Mornings were when I still got the strongest urge. I thought it would be at night, but it wasn’t. It was when I first woke up, then for the rest of the morning. I held my hand out of view of the guy next to me and watched it for a minute. The fingers shook, just a little, not like before. I still missed it, though. I kept waiting for the day to come when I stopped missing it, but it never seemed to come.
I reached into my coat pocket and found one of the pill tabs. I pushed the chewable tablet through the foil and into my palm, and then popped it in my mouth. They were minty, but had a real bitter aftertaste. When I swallowed, it left a medicine taste on my tongue. That was one. I was supposed to take them three times a day.
The medication helped, that was for sure. Nico got me on a program, which I pretty much agreed to try only because he said I couldn’t come back to the FBI until I did. I didn’t think it would work, but whatever was in the tablets, it took the edge right off. When I woke up in the morning, I didn’t feel sick until I could get a drink. My hands stopped shaking so much, and I could go longer and longer without needing one. I still wanted it, but that sick feeling, and all the shaking and sweating and heart pounding, stopped. I hadn’t thrown up in almost six months.
I snorted. There was something to be proud of; a whole six months without ending up facedown in the toilet. In return, all I had to put up with was no appetite and hideous cramps.
The city is going to burn.
I hadn’t had that particular vision in a while, and I didn’t miss it. In general, the visions hadn’t been nearly as vivid since I stopped drinking, so there was that too in the plus column.
The problem was that the chemicals took only the physical edge off. They couldn’t change the fact that being sober was horrible.
My phone vibrated in my hand—a text from Karen, my downstairs neighbor. I opened the chat portal and read her message:
Missed you this morning.
I typed back a response: Sorry, had to run. Work needed me early.

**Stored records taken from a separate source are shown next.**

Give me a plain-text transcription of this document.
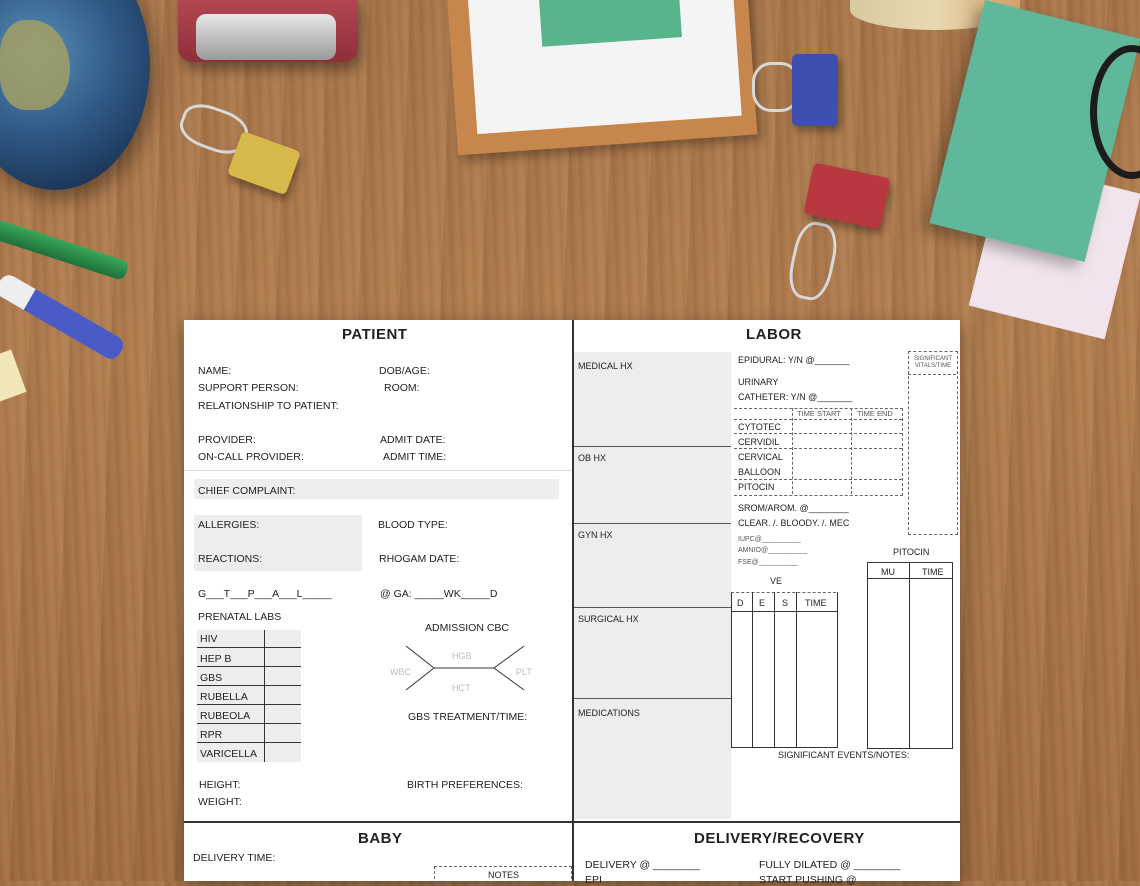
PATIENT
NAME:
SUPPORT PERSON:
RELATIONSHIP TO PATIENT:
DOB/AGE:
ROOM:
PROVIDER:
ON-CALL PROVIDER:
ADMIT DATE:
ADMIT TIME:
CHIEF COMPLAINT:
ALLERGIES:
REACTIONS:
BLOOD TYPE:
RHOGAM DATE:
G___T___P___A___L_____	@ GA: _____WK_____D
PRENATAL LABS
HIV
HEP B
GBS
RUBELLA
RUBEOLA
RPR
VARICELLA
ADMISSION CBC
HGB
WBC	PLT
HCT
GBS TREATMENT/TIME:
HEIGHT:
WEIGHT:
BIRTH PREFERENCES:
LABOR
MEDICAL HX
OB HX
GYN HX
SURGICAL HX
MEDICATIONS
EPIDURAL: Y/N @_______
URINARY
CATHETER: Y/N @_______
SIGNIFICANT VITALS/TIME
TIME START TIME END
CYTOTEC
CERVIDIL
CERVICAL
BALLOON
PITOCIN
SROM/AROM. @________
CLEAR. /. BLOODY. /. MEC
IUPC@__________
AMNIO@__________
FSE@__________
PITOCIN
MU	TIME
VE
D E S TIME
SIGNIFICANT EVENTS/NOTES:
BABY
DELIVERY TIME:
NOTES
DELIVERY/RECOVERY
DELIVERY @ ________
EPI
FULLY DILATED @ ________
START PUSHING @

That was partly true. I was supposed to meet Nico and he did have something he wanted me to do, but I didn’t even know what that was yet. I could have stopped by, but I’d kind of been avoiding her in the morning because I knew Ted was back. Her eyes had that look they got whenever her on-again, off-again asshole boyfriend was back on again. She didn’t want to say it because she knew I’d be pissed, and she was right.
Want to meet for lunch? She asked.
Sure.
We made a point of getting together to do that at least once a week, but that had tapered off a little too. Ted didn’t like me, and so he didn’t like her hanging around with me.